What does this all mean? First, Kim thinks that levels talk relative to any individual is irrelevant. But he thinks that in any causal process the physical constituents are the main causal players. But Kim clearly doesn't want to eliminate the causal autonomy of the various levels in the sciences (1998; 83-85). His cites the familiar example of water which clearly has properties that its individual atoms do not have. But there are parts of the water molecule that are still involved in its causal activities. Take the bonding property, B, which for argument's sake we will say is instantiated by the micro-property, E, which stands for the electron. Kim thinks that the molecules having B is fixed once the micro-constituents - the protons, neutrons, electrons, etc., - and their properties and the relations between them are fixed. That is, the micro-property plays the role but only because it is part of a system of constituents that are related together in such a way that as a whole that system produces properties that the individual parts do not have on their own. So micro-based properties such as bonding are really macro-properties because although they involve the constituents they are really only possible as properties of the structure as a whole. Kim writes

"A micro-based property therefore is constituted by micro-constituents - that is, by the micro-parts of the object that has it and the properties and relations characterizing these parts. But we should be clear that such properties are macroproperties, not microproperties." (84)

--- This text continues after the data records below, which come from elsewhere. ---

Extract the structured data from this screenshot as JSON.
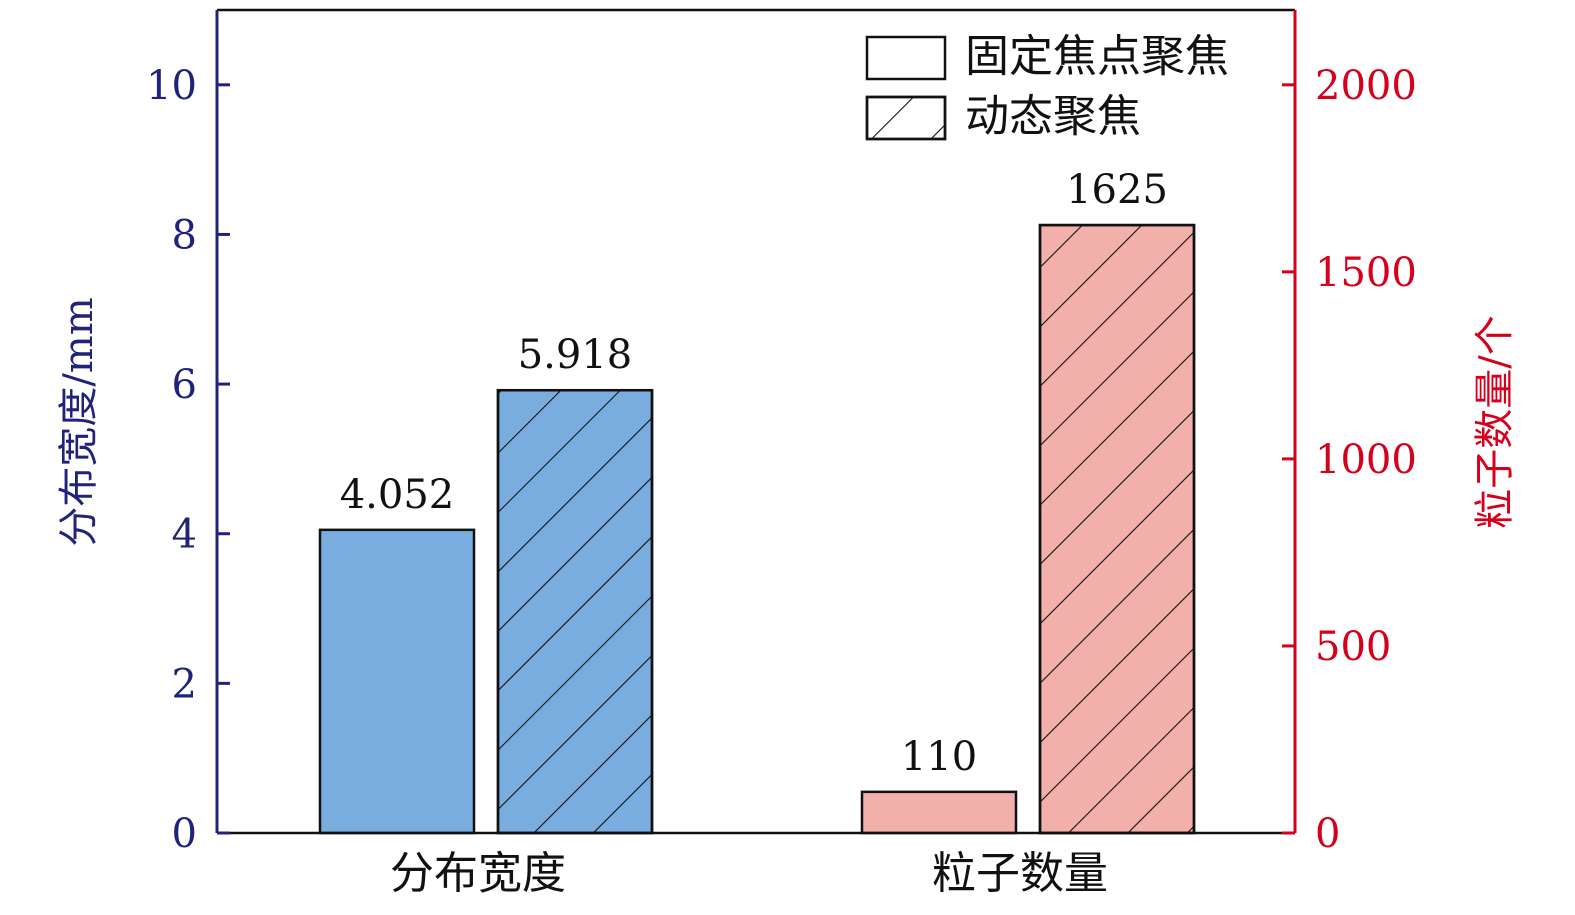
{
  "chart_data": {
    "type": "bar",
    "categories": [
      "分布宽度",
      "粒子数量"
    ],
    "series": [
      {
        "name": "固定焦点聚焦",
        "pattern": "none",
        "values": [
          4.052,
          110
        ],
        "labels": [
          "4.052",
          "110"
        ]
      },
      {
        "name": "动态聚焦",
        "pattern": "hatch",
        "values": [
          5.918,
          1625
        ],
        "labels": [
          "5.918",
          "1625"
        ]
      }
    ],
    "category_axis": [
      "left",
      "right"
    ],
    "left_axis": {
      "label": "分布宽度/mm",
      "ylim": [
        0,
        11
      ],
      "ticks": [
        0,
        2,
        4,
        6,
        8,
        10
      ],
      "color": "#1f237a"
    },
    "right_axis": {
      "label": "粒子数量/个",
      "ylim": [
        0,
        2200
      ],
      "ticks": [
        0,
        500,
        1000,
        1500,
        2000
      ],
      "color": "#d6001c"
    },
    "category_colors": [
      "#7aaddf",
      "#f3b0ab"
    ],
    "legend_position": "top-right",
    "grid": false
  }
}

This explanation isn't so different to the one I gave earlier of the relationship between form and matter since form is really just the relations or organisational structure of the matter. The hylomorphist believes in the causal autonomy of the non-physical sciences but where the form and matter is highly integrated. This is all the more evident on my take of hylomorphism where the form is just the organizational structure of the individual. The physical/material properties are still in use yet they are harnessed to the organisational power of the form.